Os países da AID são dotados de um tesouro de depósitos minerais que são cruciais para a transição mundial para a energia limpa – incluindo o silício no Butão e o manganês em Gana. A maioria dos países da AID também está bem posicionada para tirar partido da energia solar, com um potencial de geração diária a longo prazo entre os mais elevados do mundo.

Mas os países da AID não desfrutarão nem de crescimento duradouro nem de estabilidade, a menos que consigam facilmente disponibilizar empregos produtivos para os jovens que ingressam no mercado de trabalho, e isso exigirá investimentos substanciais na saúde e na  educação. Além disso, os duradouros benefícios da sua riqueza em recursos naturais permanecerão fora do alcance sem instituições governamentais capazes de uma gestão  econômica mais ágil.

Garantir que os países da AID alcancem seu pleno potencial exigirá um esforço concertado que envolva vigorosas reformas internas e um apoio financeiro e político mais forte do exterior. Coreia do Sul, Índia e China demonstraram que quando os países empreendem as reformas  ambiciosas necessárias para acelerar o investimento, ocorre uma espécie de magia econômica: picos de produtividade, aumento de rendimentos e diminuição da pobreza. As necessidades de investimento nos países da AID são enormes. Em alguns, a melhoria do acesso à eletricidade e às instalações de saneamento básico exigirá investimentos em infraestruturas superiores a 10% do PIB.
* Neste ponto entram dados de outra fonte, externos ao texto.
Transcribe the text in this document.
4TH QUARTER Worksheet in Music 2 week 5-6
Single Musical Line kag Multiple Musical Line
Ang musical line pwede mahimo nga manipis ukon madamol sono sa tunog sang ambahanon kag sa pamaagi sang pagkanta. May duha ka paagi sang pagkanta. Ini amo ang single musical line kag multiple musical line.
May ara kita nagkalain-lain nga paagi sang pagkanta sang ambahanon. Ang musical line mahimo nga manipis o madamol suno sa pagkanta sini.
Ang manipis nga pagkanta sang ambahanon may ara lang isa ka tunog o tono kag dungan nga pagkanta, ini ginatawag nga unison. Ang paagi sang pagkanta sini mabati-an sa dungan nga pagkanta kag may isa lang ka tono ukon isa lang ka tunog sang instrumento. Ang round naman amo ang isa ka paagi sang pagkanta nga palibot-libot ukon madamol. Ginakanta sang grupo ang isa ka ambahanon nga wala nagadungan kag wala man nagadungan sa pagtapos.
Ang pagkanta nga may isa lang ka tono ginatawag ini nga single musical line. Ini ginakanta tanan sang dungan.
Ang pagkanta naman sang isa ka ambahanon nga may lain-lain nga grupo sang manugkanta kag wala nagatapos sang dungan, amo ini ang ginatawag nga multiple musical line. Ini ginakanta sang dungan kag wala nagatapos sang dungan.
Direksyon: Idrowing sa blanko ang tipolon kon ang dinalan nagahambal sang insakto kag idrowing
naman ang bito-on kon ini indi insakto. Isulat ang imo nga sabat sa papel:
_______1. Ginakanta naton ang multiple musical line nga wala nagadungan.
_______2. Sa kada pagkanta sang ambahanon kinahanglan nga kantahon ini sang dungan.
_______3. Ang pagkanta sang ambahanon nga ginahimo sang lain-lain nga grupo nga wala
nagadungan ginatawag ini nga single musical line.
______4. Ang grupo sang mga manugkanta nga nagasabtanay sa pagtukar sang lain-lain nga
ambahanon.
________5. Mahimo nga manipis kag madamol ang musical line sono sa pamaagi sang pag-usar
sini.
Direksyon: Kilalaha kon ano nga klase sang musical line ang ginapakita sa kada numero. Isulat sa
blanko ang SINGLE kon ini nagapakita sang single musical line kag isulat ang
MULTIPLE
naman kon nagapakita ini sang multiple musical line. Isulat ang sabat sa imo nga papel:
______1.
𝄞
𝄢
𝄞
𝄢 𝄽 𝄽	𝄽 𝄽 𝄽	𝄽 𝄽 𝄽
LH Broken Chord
Em média, cada país da AID conseguiu até hoje, pelo menos uma vez, nos últimos 50 anos, alcançar uma aceleração sustentada do investimento. Mas isto representa apenas um pouco mais de metade da média dos grupos anteriores de países da AID. Para melhorarem esse desempenho, os atuais países da AID terão de reforçar os quadros fiscais e monetários, aumentar o comércio internacional e os fluxos financeiros além de melhorar a qualidade das instituições.

A assistência global também será essencial. Os países da AID merecem apoio financeiro estrangeiro e novas soluções políticas para fazer a transição para a energia limpa. As alterações climáticas já estão fazendo esses países pagarem uma pesada penalidade pelos pecados dos outros. Precisam também de um aprimorado sistema de reestruturação da dívida global. O quadro atual remete-os para um purgatório indefinido. E precisam de ajuda global para combater a insegurança alimentar, especialmente agora que conflitos internacionais distantes e perturbações comerciais agravaram o problema.

Nas próximas décadas, o mundo precisará mobilizar todas as reservas disponíveis de potencial econômico para alcançar a paz e a prosperidade universais. Não pode se dar ao luxo de virar as costas a um quarto da sua população.